Çünkü elimdeki belge, Genelkurmay'ın araştırma sonuçlarının tersini söylüyor. 2000 yılı kasım ve şubat ayında değilse bile, alınmış vatkalar var. Kasımpaşa Deniz Kuvvetleri Askeri Dikimevi'nin 11 Şubat 2000 tarihli iş emrinde "8320-DA-009-8666 PAMUK VATKA" stok adıyla, bir ceket için birim maliyeti 384.588 TL ödenerek pamuklu vatka kullanıldığı yazılı. Bu iş emirinin altındaki imzalar; Ayfer Aktaş (BİM sorumlusu), Mustafa Akın (tekstil mühendisi), Kahraman Çiğdem (mal sorumlusu KD:ÜÇVŞ), Yusuf Baden (hesap sorumlusu KD.BŞ:ÇVŞ), Levent Oldaner (İmalat Şube Müdürü, İK.YZB), Vedat Taşdemir (Ord.A.Tegm) ve Cengiz Özsoy (Deniz Kuvvetleri Dikimevi Müdürü İK.KD.BNB) uygundur diye yazılı...Ayrıca 28 Kasım 2000 tarihli iş emrinde de yine aynı numaralı stok adıyla bir ceket için kullanılan pamuklu vatkanın birim maliyeti bu kez 58.450 lira yazıyor. Ve bu iş emrinin altında da yine aynı imzalar.
Yazımda bunu sormuştum..
Bu fiyat farkı nedir?
***
Kasım ayında bir askeri ceket dikmek için kullanılan vatkaya, birim maliyet 58 bin 450 lira, şubatta bir askeri ceket için kullanılan vatkaya birim maliyet 384 bin 588 lira... Kasım ayında askeri bir ceket için gerekli vatkaya ödenen para, şubata göre 6.5 kat daha az... Yani Türkiye'de şubat ile kasım arasında fiyatlar 6.5 kat ucuzladı mı? Türkiye'de yüksek enflasyon değil de yüksek fiyat düşüşü mü var? Ayrıca belgedeki fiyatlara göre, Deniz Kuvvetleri Dikimevi'nde kullanılan vatkanın metresine ödenen para 1 milyon 100 bin liraya geliyor, aynı tarihlerde piyasada vatkanın metresi 100-200 bin lira arasında.
Dolayısıyla...
Genelkurmay'ın açıklaması inandırcı değil.
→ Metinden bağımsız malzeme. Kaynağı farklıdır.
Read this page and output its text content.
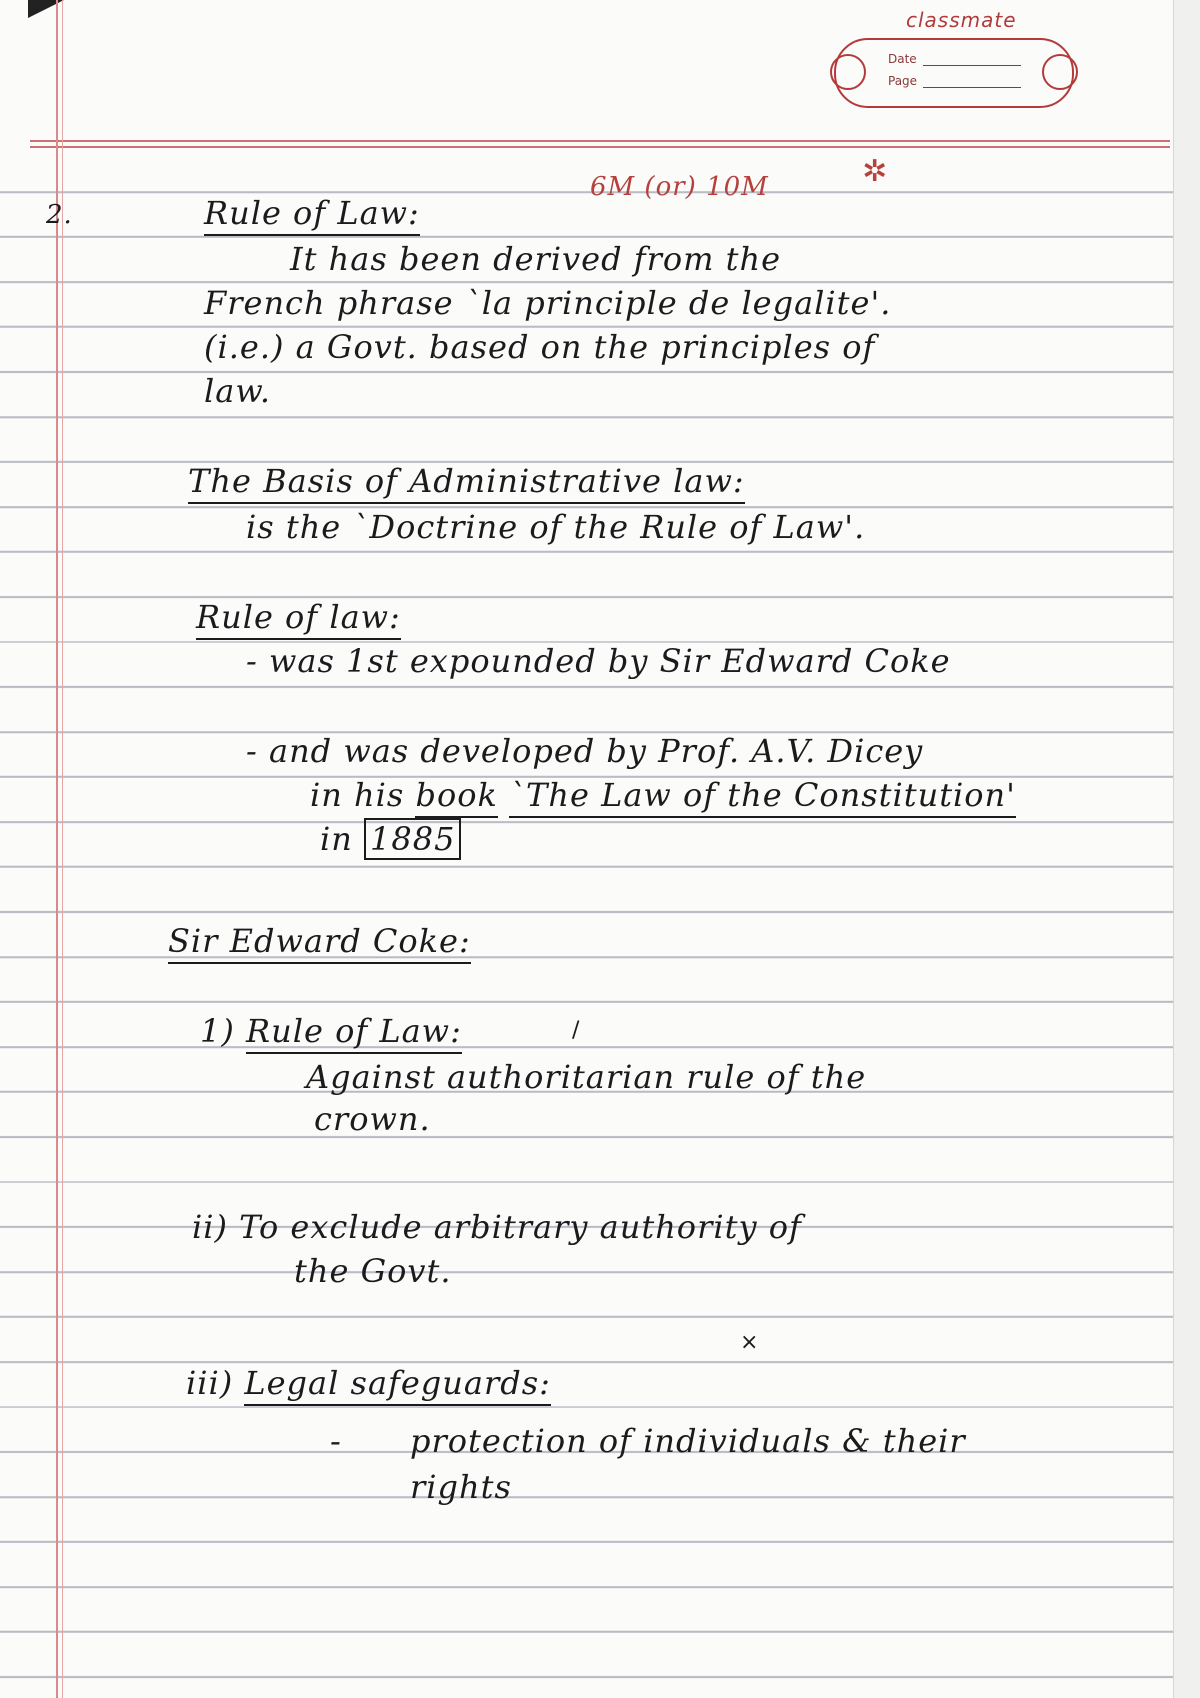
classmate
Date
Page
6M (or) 10M	✲
2.	Rule of Law:
It has been derived from the
French phrase `la principle de legalite'.
(i.e.) a Govt. based on the principles of
law.
The Basis of Administrative law:
is the `Doctrine of the Rule of Law'.
Rule of law:
- was 1st expounded by Sir Edward Coke
- and was developed by Prof. A.V. Dicey
in his book `The Law of the Constitution'
in 1885
Sir Edward Coke:
1) Rule of Law:	/
Against authoritarian rule of the
crown.
ii) To exclude arbitrary authority of
the Govt.
×
iii) Legal safeguards:
- protection of individuals & their
rights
Ayrıca gerek örme eldiven ve başlık, gerekse de öğrencilere mayo için ödenen fiyatların İTO'nun verdiği fiyatların altında olması "alımların titizlikle yapıldığını" göstermiyor. Çünkü İTO, perakende fiyatları yani vitrindeki etiket fiyatlarını veriyor. Oysa bu tip toplu alımlarda kıyaslanması gereken fabrika fiyatları, en azından toptancı fiyatlarıdır. Genelkurmay'ın araştırmayı yeniden yapacağına ve kamuoyunu aydınlatacağına inanıyorum. Ayrıca Genelkurmay'ın yanı sıra Sayıştay'ın da bu incelemeleri niçin yapmadığını, Meclis'in de "askeri harcamaları inceleme" yönünde niçin harekete geçmediğini merak ediyorum. Yarın bu köşede belgelere dayalı olarak askeri ihalelerde şike şartname ihtimalinin yüksek olduğunu yazacağım.